The marshes are created by irregular flooding of the flat lands along the river. The nature reserve extends over an area of almost 20,000 ha, approximately 10% of the Macquarie Marshes floodplain. It consists of two main reserves, the North and South Marsh, and a third small reserve. The North and South Marsh Nature Reserves were listed as a wetland of international importance in 1986 under the Ramsar Convention of 1971. The Macquarie Marshes are also listed on the Register of the National Estate, the Register of the National Trust of Australia, and the Directory of Important Wetlands in Australia. The reserve is part of the Macquarie Marshes Important Bird Area, identified as such by BirdLife International because of its importance as a breeding site for waterbirds.

===Flora and fauna===
The wetlands contain a wide range of vegetation types, primarily determined by the frequency and duration of flooding.

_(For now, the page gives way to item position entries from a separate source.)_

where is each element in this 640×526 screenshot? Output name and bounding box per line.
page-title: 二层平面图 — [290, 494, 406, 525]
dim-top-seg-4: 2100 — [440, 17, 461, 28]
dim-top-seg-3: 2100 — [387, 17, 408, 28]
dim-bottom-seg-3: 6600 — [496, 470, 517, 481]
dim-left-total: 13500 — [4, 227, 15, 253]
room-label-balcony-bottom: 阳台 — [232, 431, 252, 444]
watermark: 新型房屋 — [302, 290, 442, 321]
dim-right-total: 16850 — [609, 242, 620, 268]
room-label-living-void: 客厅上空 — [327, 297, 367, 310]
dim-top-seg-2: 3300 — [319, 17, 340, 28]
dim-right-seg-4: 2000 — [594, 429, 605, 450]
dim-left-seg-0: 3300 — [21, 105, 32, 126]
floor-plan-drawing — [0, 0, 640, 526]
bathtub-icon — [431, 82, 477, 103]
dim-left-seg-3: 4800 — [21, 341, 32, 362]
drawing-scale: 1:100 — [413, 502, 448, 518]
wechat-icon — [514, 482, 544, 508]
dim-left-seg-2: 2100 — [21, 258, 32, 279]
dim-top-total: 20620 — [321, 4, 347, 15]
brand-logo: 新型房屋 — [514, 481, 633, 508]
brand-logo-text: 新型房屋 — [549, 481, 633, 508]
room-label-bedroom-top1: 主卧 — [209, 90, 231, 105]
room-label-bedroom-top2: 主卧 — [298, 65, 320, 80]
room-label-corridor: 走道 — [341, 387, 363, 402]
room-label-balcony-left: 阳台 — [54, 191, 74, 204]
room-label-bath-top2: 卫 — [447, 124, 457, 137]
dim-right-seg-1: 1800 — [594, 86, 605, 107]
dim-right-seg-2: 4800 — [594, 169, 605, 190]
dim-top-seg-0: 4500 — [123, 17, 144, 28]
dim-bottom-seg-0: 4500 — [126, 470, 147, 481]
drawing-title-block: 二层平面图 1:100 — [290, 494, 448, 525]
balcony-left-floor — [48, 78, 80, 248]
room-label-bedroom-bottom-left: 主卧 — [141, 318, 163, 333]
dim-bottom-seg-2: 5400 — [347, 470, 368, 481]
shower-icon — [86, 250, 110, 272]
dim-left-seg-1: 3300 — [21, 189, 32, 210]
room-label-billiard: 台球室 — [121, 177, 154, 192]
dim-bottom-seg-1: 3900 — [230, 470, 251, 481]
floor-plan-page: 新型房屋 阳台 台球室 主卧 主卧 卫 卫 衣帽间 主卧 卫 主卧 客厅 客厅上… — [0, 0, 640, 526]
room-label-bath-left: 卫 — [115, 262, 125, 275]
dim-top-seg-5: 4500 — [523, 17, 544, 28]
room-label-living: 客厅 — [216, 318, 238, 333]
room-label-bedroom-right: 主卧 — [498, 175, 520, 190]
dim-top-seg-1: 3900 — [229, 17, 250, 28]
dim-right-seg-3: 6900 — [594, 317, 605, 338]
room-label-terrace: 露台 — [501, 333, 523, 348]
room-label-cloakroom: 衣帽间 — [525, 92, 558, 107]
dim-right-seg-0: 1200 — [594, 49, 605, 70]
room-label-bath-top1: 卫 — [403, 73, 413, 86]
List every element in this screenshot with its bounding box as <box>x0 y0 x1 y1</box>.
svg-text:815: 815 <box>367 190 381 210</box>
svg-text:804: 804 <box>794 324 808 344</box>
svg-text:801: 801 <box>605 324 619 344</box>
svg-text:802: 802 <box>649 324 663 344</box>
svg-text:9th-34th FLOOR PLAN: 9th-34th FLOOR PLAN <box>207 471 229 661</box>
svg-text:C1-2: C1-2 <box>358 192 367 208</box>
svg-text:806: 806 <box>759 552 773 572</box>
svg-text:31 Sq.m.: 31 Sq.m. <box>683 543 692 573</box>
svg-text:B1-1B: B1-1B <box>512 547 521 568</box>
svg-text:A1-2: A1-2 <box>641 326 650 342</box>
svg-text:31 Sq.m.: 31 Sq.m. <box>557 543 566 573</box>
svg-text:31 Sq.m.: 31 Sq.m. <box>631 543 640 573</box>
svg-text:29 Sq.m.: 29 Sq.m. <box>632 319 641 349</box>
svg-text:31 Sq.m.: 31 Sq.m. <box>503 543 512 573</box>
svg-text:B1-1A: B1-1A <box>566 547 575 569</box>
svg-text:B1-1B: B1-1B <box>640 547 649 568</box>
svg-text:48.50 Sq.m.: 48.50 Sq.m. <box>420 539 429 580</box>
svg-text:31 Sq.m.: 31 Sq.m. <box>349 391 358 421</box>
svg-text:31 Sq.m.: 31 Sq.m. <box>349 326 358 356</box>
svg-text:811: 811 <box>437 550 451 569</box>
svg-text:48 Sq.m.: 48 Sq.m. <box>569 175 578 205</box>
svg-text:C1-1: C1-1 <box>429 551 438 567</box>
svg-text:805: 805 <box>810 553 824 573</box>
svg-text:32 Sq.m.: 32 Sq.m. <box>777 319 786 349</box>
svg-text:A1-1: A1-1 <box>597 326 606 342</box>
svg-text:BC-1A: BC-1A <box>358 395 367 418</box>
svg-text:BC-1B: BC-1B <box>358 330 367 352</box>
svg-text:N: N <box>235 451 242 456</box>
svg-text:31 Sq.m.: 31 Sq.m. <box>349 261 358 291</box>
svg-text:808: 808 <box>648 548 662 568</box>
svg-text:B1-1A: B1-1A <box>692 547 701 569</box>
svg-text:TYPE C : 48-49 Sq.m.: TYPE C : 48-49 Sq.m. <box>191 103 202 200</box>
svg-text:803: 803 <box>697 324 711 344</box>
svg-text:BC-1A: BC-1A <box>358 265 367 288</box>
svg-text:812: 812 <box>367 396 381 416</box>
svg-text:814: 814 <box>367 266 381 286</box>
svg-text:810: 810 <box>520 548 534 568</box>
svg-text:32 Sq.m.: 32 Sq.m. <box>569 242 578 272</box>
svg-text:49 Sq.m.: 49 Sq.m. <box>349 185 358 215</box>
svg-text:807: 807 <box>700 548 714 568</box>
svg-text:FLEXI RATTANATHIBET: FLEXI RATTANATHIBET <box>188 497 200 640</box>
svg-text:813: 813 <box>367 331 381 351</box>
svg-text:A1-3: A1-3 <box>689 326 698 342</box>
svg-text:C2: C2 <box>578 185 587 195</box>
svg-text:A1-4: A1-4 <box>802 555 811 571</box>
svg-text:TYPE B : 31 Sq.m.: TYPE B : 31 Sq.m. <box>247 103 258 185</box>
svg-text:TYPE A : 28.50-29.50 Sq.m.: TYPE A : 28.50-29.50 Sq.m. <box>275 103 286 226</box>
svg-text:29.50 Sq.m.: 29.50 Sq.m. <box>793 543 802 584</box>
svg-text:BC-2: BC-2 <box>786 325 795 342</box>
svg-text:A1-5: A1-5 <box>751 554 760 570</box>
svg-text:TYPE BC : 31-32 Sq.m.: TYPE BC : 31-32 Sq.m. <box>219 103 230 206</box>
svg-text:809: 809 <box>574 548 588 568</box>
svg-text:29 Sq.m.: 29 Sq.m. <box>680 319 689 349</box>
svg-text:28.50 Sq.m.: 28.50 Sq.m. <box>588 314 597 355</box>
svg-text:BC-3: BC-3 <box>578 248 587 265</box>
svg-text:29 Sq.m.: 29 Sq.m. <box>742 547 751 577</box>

The dominant types are river red gum forest and woodland, as well as extensive beds of common reed. Various vegetation associations are found throughout the wetlands, providing habitat for many species of waterbird, as well as other wildlife including 211 bird species, 8 species of native mammal, 15 frog, 56 reptile and 24 native fish species. The wetlands are one of the most important breeding sites in Australia for intermediate egret and straw-necked ibis. A number of birds are listed as vulnerable or threatened including the magpie goose, blue-billed duck, freckled duck, Australasian bittern, brolga, painted snipe, osprey, glossy black cockatoo, turquoise parrot, square-tailed kite and Major Mitchell's cockatoo.

===Threats===
The nature reserve covers only a small part of the marsh area. The rest of it is private agricultural holdings, utilised for the grazing of cattle and sheep, and cropping. The frequency and extent of the flooding required to sustain the marshes is threatened by increasing extraction of water from the Macquarie River for crop irrigation upstream from the marshes. An environmental trust has been established in order to attract widespread community support.